Wall Street technician Louise Yamada sees more pain coming to the oil markets.
She based her forecast on two oil charts that show U.S. crude is trapped in a downward cycle.
"We've seen the completion of the target from a head and shoulders bottom back in 2015-2016. It went directly up to $78-$79 [a barrel]," she said Thursday on CNBC's "Futures Now." "This has been a severe setback. We were looking for a weakness towards the trend. It's actually broken the trend."
Yamada, who runs Louise Yamada Technical Research Advisors, expects a more structural decline to take place.
"The weekly momentum has been declining for half the year, suggesting that the rally was weakening. And, now we're at the point where the monthly is just kissing for a sell signal," she noted.
West Texas Intermediate (WTI) crude gained 21 cents on Thursday to close at $56.46 a barrel. The commodity, which is in bear territory, is off 21 percent over the past four weeks. She expects the $52 to $53 could act as a temporary support level for crude.
"It's difficult to say whether it will be days or weeks," she said. "This whole equity market has been doing more on the downside than many people expected. We've been cautious for quite a while."

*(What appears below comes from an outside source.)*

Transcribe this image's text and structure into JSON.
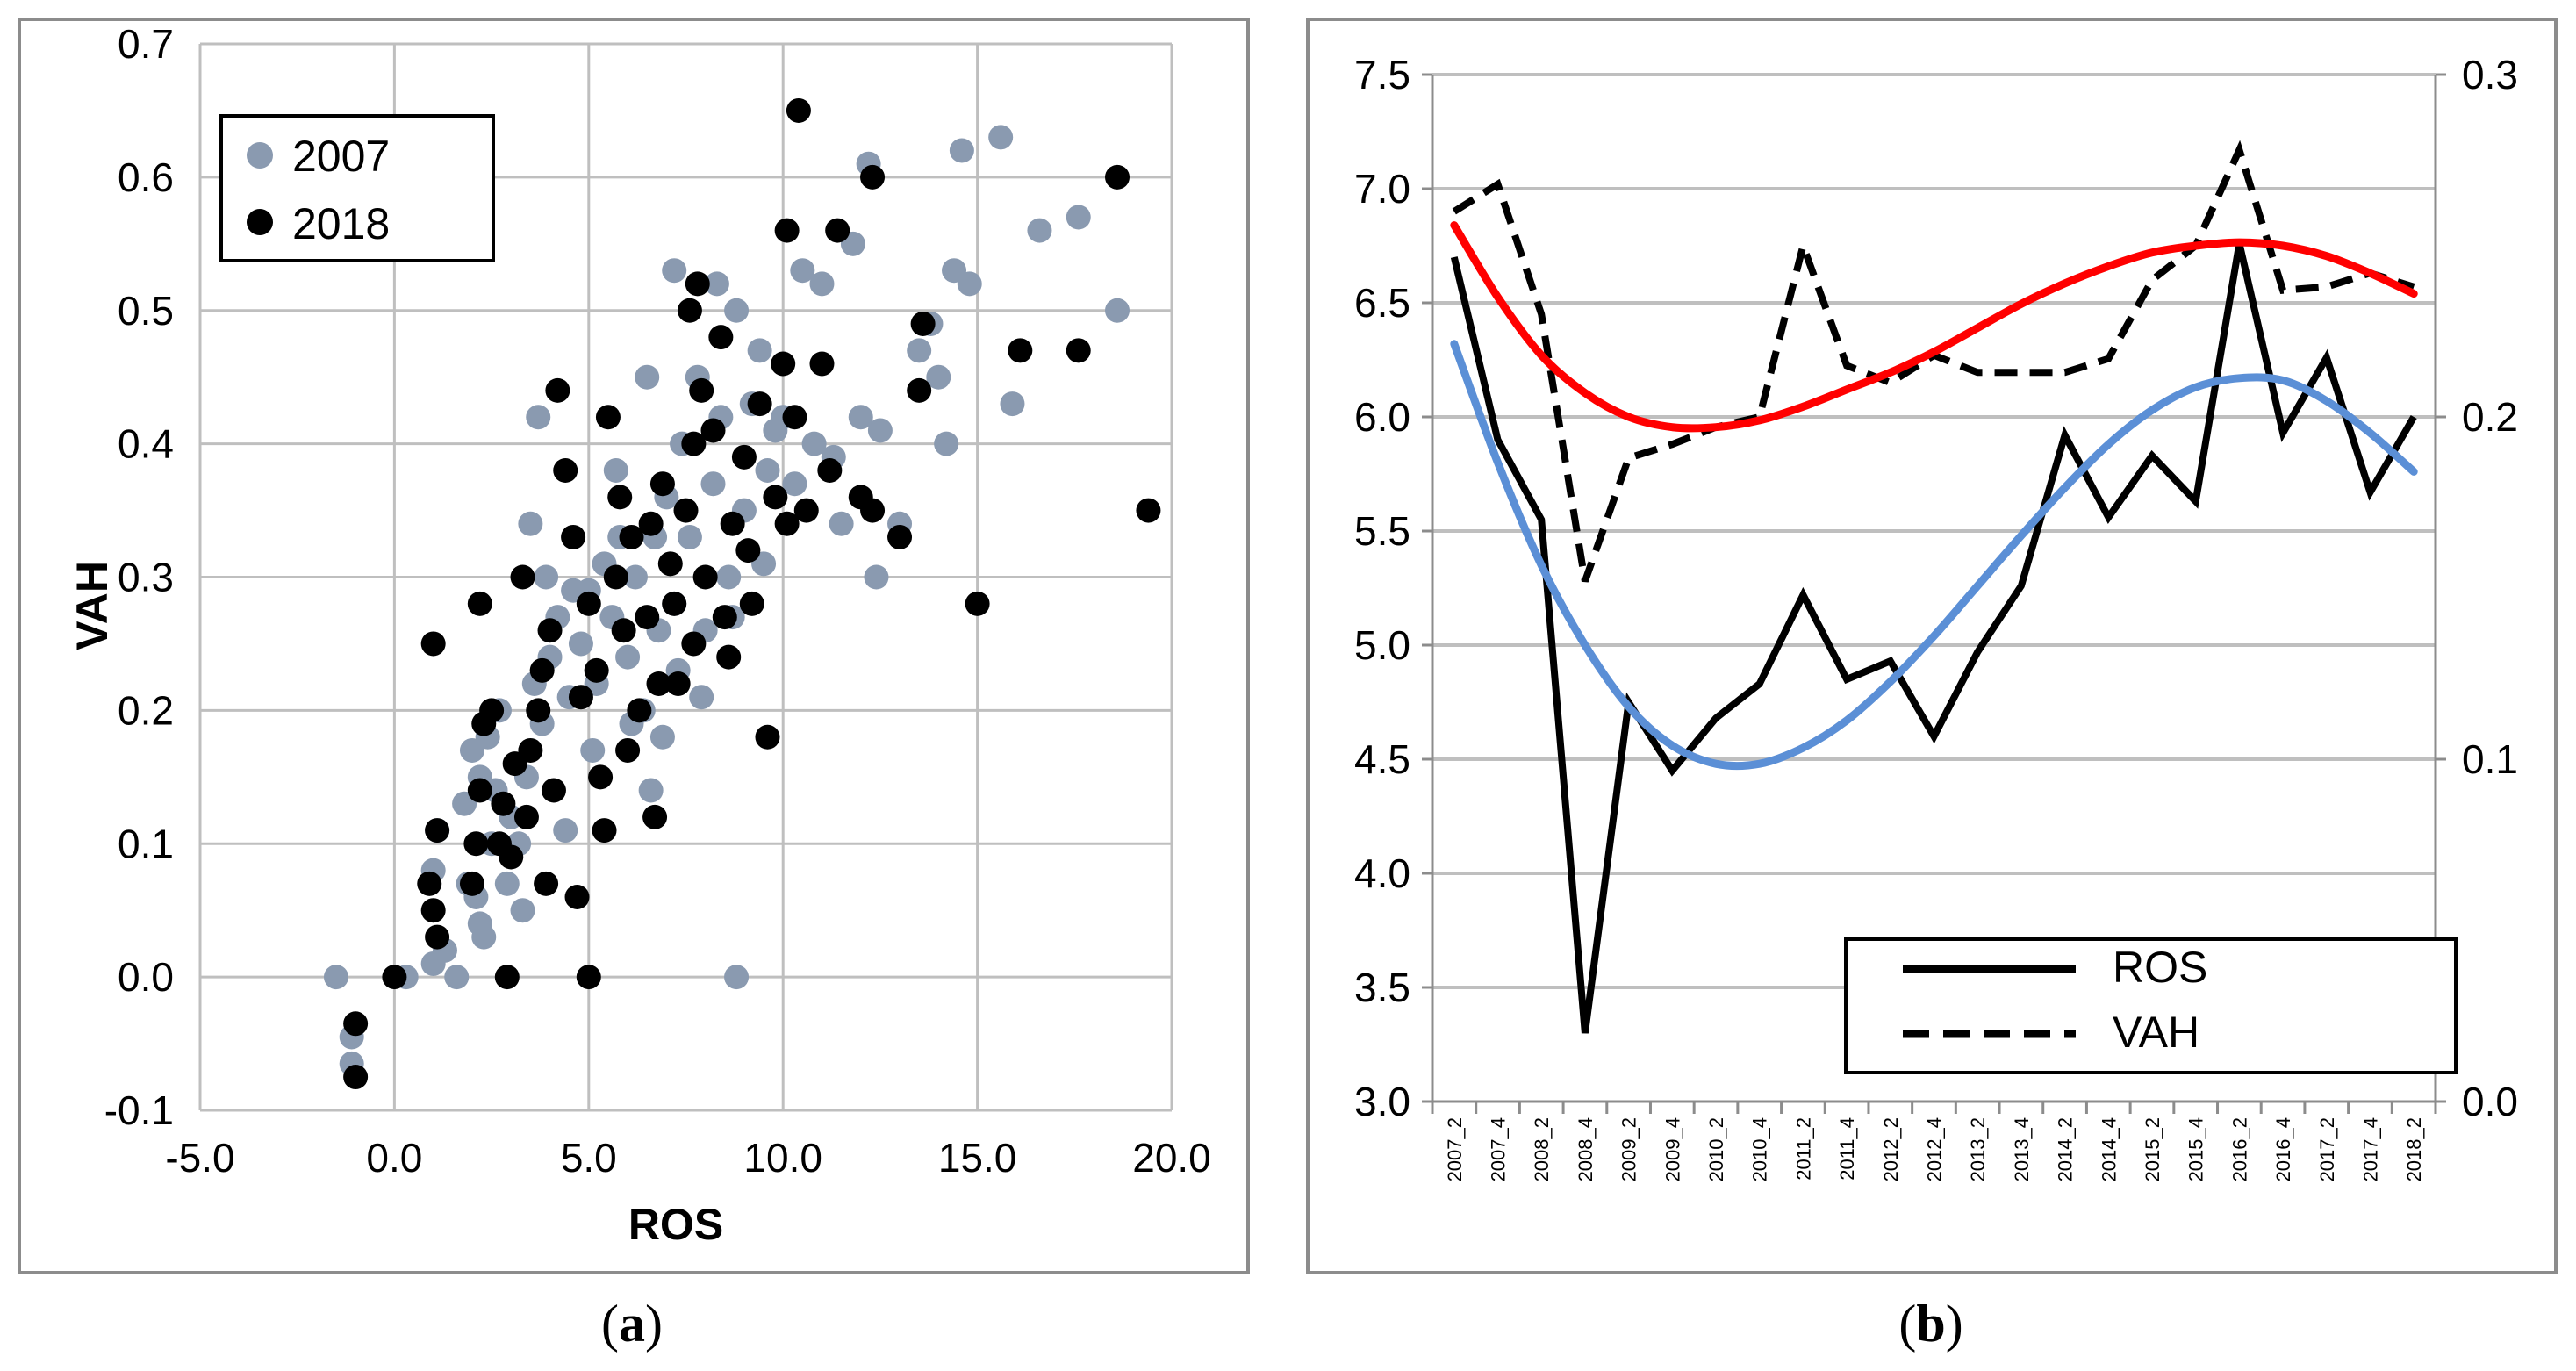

On Wednesday, WTI snapped its longest losing streak ever, down 12 days in a row. Due to the severity of the oil decline, Yamada isn't eliminating the chance of a near-term bounce to the $59 to $60 a barrel. However, she's convinced there's a low probability it'll stick, referring to how crude has traded since its all-time high of $145 a barrel hit back in July 2008.
"[It's a] very interesting confluence of resistance levels that suggest it might be over for the upside for some time to come," Yamada said.